Tengo apuntado que fue Alfonso García quien, no recuerdo a tenor de qué, me recomendó “La gran aventura” (Arne Sucksdorff, 1953; en Netflix). Quedó por ahí anotado, pero hasta anoche no pasé a verla.
Creía que era una ficción, cuando se ve que tuvo un importante éxito crítico como documental. Toda su primera parte sigue las peripecias de la población animal cercana a una granja sueca.
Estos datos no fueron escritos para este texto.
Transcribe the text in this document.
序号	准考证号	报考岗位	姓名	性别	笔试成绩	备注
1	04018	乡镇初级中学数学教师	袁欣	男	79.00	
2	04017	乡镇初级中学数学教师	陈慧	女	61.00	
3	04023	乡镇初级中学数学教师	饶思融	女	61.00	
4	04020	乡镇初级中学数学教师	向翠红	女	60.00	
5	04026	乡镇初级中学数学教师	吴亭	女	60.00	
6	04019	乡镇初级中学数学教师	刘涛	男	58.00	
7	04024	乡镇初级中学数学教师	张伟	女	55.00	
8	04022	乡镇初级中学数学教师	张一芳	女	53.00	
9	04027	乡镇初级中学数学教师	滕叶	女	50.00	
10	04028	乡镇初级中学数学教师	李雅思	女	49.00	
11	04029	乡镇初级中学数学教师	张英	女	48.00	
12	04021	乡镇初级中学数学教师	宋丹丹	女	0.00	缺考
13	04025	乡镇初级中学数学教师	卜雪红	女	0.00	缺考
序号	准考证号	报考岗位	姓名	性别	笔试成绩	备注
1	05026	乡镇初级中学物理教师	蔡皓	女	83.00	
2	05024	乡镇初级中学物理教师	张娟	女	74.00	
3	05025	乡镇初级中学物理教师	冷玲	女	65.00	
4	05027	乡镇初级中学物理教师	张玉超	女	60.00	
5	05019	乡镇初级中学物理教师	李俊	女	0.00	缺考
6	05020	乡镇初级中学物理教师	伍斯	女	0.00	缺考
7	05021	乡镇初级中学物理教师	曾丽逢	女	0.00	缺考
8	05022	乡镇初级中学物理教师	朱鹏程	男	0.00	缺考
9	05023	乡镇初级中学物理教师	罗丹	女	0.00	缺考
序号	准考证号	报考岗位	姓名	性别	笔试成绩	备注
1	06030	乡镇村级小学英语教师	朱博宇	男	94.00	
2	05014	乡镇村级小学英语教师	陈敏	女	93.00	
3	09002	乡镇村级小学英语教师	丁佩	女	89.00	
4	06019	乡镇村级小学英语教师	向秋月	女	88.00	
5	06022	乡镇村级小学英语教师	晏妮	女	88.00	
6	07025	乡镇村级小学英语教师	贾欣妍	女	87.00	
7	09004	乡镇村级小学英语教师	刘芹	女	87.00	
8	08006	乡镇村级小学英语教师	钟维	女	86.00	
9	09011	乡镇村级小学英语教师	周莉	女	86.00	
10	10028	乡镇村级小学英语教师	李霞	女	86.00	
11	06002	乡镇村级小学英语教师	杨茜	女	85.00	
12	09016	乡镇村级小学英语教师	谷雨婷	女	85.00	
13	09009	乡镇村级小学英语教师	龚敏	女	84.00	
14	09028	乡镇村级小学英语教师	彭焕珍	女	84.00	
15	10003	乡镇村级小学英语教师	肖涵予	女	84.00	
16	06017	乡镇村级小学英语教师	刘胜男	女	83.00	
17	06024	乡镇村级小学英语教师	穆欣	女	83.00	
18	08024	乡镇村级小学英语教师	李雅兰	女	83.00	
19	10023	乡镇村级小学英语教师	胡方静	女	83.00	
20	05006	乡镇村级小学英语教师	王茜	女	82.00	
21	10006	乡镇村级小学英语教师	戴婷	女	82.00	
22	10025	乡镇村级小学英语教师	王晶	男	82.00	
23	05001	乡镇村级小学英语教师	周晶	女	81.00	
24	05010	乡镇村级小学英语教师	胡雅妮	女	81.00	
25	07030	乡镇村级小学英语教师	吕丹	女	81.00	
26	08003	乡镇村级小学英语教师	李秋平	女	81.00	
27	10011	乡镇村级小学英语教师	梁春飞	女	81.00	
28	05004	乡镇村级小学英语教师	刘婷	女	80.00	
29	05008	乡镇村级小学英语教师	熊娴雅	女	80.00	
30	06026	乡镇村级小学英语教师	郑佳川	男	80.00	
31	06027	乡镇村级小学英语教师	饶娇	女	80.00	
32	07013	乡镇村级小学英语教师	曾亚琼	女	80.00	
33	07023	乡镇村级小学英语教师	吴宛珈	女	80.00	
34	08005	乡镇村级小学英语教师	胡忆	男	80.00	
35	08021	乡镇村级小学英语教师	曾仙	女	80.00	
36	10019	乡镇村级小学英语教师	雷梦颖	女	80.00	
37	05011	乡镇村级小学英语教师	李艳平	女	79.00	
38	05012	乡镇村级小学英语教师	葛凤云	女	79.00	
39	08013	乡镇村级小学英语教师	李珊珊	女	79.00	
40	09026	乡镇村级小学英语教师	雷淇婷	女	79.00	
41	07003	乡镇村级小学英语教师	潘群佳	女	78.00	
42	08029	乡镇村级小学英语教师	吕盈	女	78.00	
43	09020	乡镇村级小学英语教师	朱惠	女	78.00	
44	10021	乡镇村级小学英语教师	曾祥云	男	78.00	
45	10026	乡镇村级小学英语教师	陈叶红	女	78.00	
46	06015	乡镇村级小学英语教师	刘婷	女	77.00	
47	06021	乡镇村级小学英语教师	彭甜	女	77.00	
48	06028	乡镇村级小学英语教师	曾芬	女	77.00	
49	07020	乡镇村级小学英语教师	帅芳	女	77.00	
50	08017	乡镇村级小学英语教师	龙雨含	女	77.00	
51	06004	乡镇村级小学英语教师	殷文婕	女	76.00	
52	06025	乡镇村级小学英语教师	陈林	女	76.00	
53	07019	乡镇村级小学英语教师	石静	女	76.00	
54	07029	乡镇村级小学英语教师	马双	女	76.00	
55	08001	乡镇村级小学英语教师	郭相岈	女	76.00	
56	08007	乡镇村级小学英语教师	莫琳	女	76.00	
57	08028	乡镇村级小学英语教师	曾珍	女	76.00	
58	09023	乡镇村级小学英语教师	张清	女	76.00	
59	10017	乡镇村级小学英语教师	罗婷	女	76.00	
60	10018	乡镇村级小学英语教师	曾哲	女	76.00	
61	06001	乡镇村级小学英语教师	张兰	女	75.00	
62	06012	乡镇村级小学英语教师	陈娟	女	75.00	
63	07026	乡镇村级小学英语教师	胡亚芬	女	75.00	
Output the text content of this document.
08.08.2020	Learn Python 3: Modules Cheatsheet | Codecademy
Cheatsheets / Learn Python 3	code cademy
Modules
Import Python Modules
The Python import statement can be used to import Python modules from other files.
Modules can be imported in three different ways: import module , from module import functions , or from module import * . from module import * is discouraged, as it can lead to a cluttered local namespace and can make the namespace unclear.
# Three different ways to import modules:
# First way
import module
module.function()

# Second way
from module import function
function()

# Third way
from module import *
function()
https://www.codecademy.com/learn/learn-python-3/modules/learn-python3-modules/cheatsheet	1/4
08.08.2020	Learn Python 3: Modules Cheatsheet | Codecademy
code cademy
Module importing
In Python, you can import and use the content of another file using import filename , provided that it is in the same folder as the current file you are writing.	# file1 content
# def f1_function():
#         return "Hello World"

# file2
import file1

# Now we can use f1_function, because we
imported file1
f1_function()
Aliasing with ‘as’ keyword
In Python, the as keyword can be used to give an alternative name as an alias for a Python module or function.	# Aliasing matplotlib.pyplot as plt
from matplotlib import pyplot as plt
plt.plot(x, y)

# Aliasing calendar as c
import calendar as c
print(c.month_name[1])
Una zorra que de vez en cuando les roba una gallina para alimentar a sus crías, unas nutrias, diferentes aves y hasta un temible lince, los juegos y luchas entre ellos por la supervivencia, viendo nosotros cómo pasa el tiempo, las estaciones, que se las pela.
Consta como un documental, pero está saturado de aventuras, intriga, tensión y hasta comicidad de las que tanto suelen presumir las ficciones. De hecho, uno se imagina la laboriosidad para captar las imágenes que permiten dar una continuidad a toda esa aventura de la que habla el título. Todo tiene, eso sí, el tono amable de los documentales nórdicos de los 50, aunque asome la cabeza, no tan escondido, un universo de lo más cruel.
En esa primera parte los granjeros y sus hijos son, de hecho, una especie animal más, quizás la que más hace peligrar la continuidad de unos cuantos de los protagonistas. Pero, después de captar imágenes de la misa dominical en la iglesia de la región, la película se centra en las aventuras de los dos niños de la granja, que se hacen clandestinamente con una nutria como mascota.
Eso disminuye, a mi modo de ver, el gozo suministrado sin freno en toda esa primera parte, hace disminuir la tensión inicial para pasar a centrarse más en la anécdota y en la fotogenia del pequeño travieso de la casa. La hace más cine infantil, pero vaya, aún así diría que vale bastante la pena.